Collins’s novel appeared at least five years after The Notting Hill Mystery and plenty of other books and stories featuring detectives had appeared by then. Perhaps the best known is Bleak House by Charles Dickens (1812–1870) originally issued in monthly parts between March 1852 and September 1853. This introduces us to Inspector Bucket ‘of the Detective’, a wonderfully portrayed character who glides through the pages of the novel just like he slips through the dark and dangerous world of Victorian London, enquiring of the underworld, observing, thinking before he acts, and in every way a true detective. He was modelled to a large degree on a real police detective, Inspector Field. Yet, despite Bucket’s noticeable presence in Bleak House, his investigations into the death of Mr Tulkinghorn revolve around one of Dickens’s many subplots and are not central to the book. One could not describe Bleak House as a detective novel, even though it is very evidently a novel featuring a detective.

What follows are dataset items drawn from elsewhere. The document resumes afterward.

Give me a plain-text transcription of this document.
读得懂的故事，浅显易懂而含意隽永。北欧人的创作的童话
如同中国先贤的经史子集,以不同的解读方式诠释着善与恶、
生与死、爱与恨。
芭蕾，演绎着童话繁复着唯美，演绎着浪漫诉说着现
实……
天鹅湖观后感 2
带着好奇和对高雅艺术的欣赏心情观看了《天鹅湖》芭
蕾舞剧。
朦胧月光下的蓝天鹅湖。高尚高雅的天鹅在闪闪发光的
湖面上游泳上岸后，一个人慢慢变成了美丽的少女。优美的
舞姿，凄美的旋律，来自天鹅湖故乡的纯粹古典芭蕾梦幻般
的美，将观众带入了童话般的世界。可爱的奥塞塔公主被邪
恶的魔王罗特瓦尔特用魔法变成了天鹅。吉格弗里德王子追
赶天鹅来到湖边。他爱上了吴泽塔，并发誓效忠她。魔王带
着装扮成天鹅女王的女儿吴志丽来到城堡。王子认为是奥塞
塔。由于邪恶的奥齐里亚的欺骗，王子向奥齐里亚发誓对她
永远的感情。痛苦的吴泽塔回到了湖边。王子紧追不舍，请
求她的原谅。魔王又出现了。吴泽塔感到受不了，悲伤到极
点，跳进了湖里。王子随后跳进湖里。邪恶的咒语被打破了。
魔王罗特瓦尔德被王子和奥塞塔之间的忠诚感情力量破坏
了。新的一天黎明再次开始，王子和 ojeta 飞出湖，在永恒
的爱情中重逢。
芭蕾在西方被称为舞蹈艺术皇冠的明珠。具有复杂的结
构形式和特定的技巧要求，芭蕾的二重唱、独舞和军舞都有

There had been plenty of short stories involving investigations into crimes, such as ‘Das Fräulein von Scuderi’ (1819) by E.T.A. Hoffmann (1776–1822), which involves the eponymous lady investigating the innocence of a man arrested for murder. The Fräulein does not solve the crime herself though her pursuit of the truth does lead to the revelation, so she may be seen as an ancestor of the female detective.
The first true literary detective, as we would recognise him, is C. Auguste Dupin, created by Edgar Allan Poe (1809–1849), who appears in three short stories, starting with ‘The Murders in the Rue Morgue’ (1841). Dupin is quite rightly regarded as the true ancestor of Sherlock Holmes, and though he does not earn his living from detection, Dupin is recognised as an expert by the Prefect of Police in Paris and his advice is sought whenever there is an unusual or particularly baffling crime. Poe can justifiably be credited with creating the first modern independent detective, but he did not write a detective novel.
The fact that Poe set his stories in France is because France had become closely associated with the idea of a private detective ever since the days of Eugène François Vidocq (1775–1857), a one-time thief who turned gamekeeper and set up the first plain-clothed investigative unit, the Brigade de la Sûreté, in 1811. The story of his life and the establishment of the Brigade was told in Mémoires de Vidocq, published in four volumes during 1828–29. This book, which no doubt embellished the truth with vigorous literary licence was a huge influence on early crime fiction. It was translated into English almost before the ink was dry. An industry erupted, in the English penny dreadfuls, the French sensational literature and the American story papers, of retelling stories (mostly fabricated) from police sources.
Its influence can be seen in the many ‘casebook’ reminiscences that appeared in subsequent years. One of the earliest was by a forgotten British writer, William Russell (1807–1877), who produced a series of stories for Chambers’s Edinburgh Journal under the alias ‘Waters’, purporting to be first-person accounts of a London detective. These first made it into book-form in America as The Recollections of a Policeman in 1852 and in Britain as Recollections of a Detective Police-Officer in 1856. These were immensely popular, especially in America, where the image of the private detective was further enhanced by the media-hype around the first private detective agency established by Allan Pinkerton (1819–1884) in 1850.